В условиях, когда оценка истории ХХ века вызывает в обществе острые разногласия, а для власти является исключительно источником культурно-психологических проблем, призывы к «национальной гордости» оборачиваются попыткой вернуть обществу патриотическое сознание в той форме, в какой оно существовало в XIX или даже в XVIII веке (во времена, например, Екатерины Великой). Однако такая идеология оказывается заведомо неэффективной и как минимум недостаточной. Мало того что в одну реку нельзя войти дважды, но старые формулы не дают ответов на новые вопросы. Причем именно на те вопросы, которые наиболее важны и актуальны.
Потому-то и получается, что попытки выражения национальных чувств (в том числе вполне искренние) то и дело оборачиваются бессодержательной риторикой, а то и того хуже – дремучим национализмом, нацеленным на то, чтобы вернуть нас в прошлое.

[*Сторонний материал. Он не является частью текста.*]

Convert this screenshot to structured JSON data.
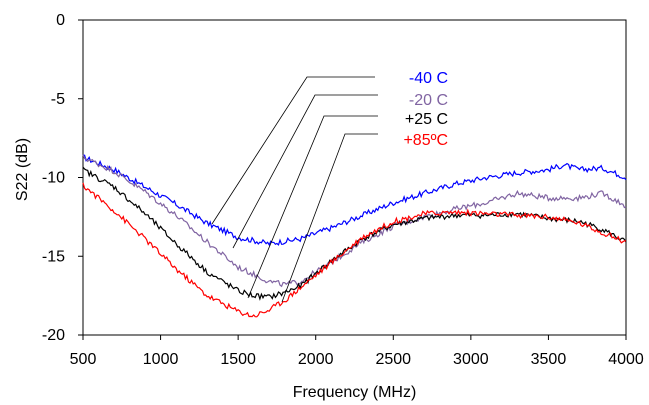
{
  "chart_data": {
    "type": "line",
    "title": "",
    "xlabel": "Frequency (MHz)",
    "ylabel": "S22 (dB)",
    "xlim": [
      500,
      4000
    ],
    "ylim": [
      -20,
      0
    ],
    "xticks": [
      500,
      1000,
      1500,
      2000,
      2500,
      3000,
      3500,
      4000
    ],
    "yticks": [
      0,
      -5,
      -10,
      -15,
      -20
    ],
    "xtick_labels": [
      "500",
      "1000",
      "1500",
      "2000",
      "2500",
      "3000",
      "3500",
      "4000"
    ],
    "ytick_labels": [
      "0",
      "-5",
      "-10",
      "-15",
      "-20"
    ],
    "grid": false,
    "legend": "callout labels with leader lines, upper right",
    "series": [
      {
        "name": "-40 C",
        "color": "#0000ff",
        "x": [
          500,
          700,
          900,
          1100,
          1300,
          1500,
          1700,
          1900,
          2100,
          2300,
          2500,
          2700,
          2900,
          3100,
          3300,
          3500,
          3600,
          3700,
          3850,
          4000
        ],
        "y": [
          -8.7,
          -9.5,
          -10.6,
          -11.7,
          -12.9,
          -13.8,
          -14.2,
          -13.9,
          -13.2,
          -12.4,
          -11.6,
          -11.0,
          -10.4,
          -10.0,
          -9.7,
          -9.5,
          -9.2,
          -9.5,
          -9.4,
          -10.0
        ]
      },
      {
        "name": "-20 C",
        "color": "#8064a2",
        "x": [
          500,
          700,
          900,
          1100,
          1300,
          1500,
          1700,
          1800,
          1900,
          2100,
          2300,
          2500,
          2700,
          2900,
          3100,
          3300,
          3500,
          3700,
          3850,
          4000
        ],
        "y": [
          -8.7,
          -9.6,
          -10.9,
          -12.4,
          -14.1,
          -15.7,
          -16.6,
          -16.8,
          -16.6,
          -15.4,
          -14.1,
          -13.1,
          -12.5,
          -12.0,
          -11.6,
          -11.0,
          -11.3,
          -11.3,
          -11.0,
          -11.8
        ]
      },
      {
        "name": "+25 C",
        "color": "#000000",
        "x": [
          500,
          700,
          900,
          1100,
          1300,
          1500,
          1600,
          1700,
          1800,
          1900,
          2100,
          2300,
          2500,
          2700,
          2900,
          3100,
          3300,
          3500,
          3700,
          3850,
          4000
        ],
        "y": [
          -9.5,
          -10.6,
          -12.3,
          -14.2,
          -16.0,
          -17.2,
          -17.5,
          -17.6,
          -17.3,
          -16.9,
          -15.3,
          -13.9,
          -13.0,
          -12.6,
          -12.4,
          -12.4,
          -12.3,
          -12.6,
          -12.8,
          -13.3,
          -14.1
        ]
      },
      {
        "name": "+85ºC",
        "color": "#ff0000",
        "x": [
          500,
          700,
          900,
          1100,
          1300,
          1500,
          1600,
          1700,
          1800,
          1900,
          2100,
          2300,
          2500,
          2700,
          2900,
          3100,
          3300,
          3500,
          3700,
          3850,
          4000
        ],
        "y": [
          -10.5,
          -12.1,
          -13.9,
          -15.8,
          -17.5,
          -18.5,
          -18.8,
          -18.4,
          -17.8,
          -17.0,
          -15.4,
          -13.8,
          -12.8,
          -12.3,
          -12.2,
          -12.3,
          -12.4,
          -12.5,
          -12.9,
          -13.5,
          -14.1
        ]
      }
    ]
  }
}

Россия, как и любая страна, нуждается в национальном самосознании, но оно не может быть выработано идеологами или придумано (как пресловутая «национальная идея», для формулирования которой уже не один раз создавались какие-то мозговые центры и дорогостоящие комиссии). Самосознание народа вырабатывается самим народом по мере того, как он научается жить со своей историей и продолжать ее, опираясь на достижения прошлого и критически переосмысливая свои неудачи и трагедии. Эта работа еще далека от завершения. Но до тех пор, пока существуют народ и страна, она будет продолжаться.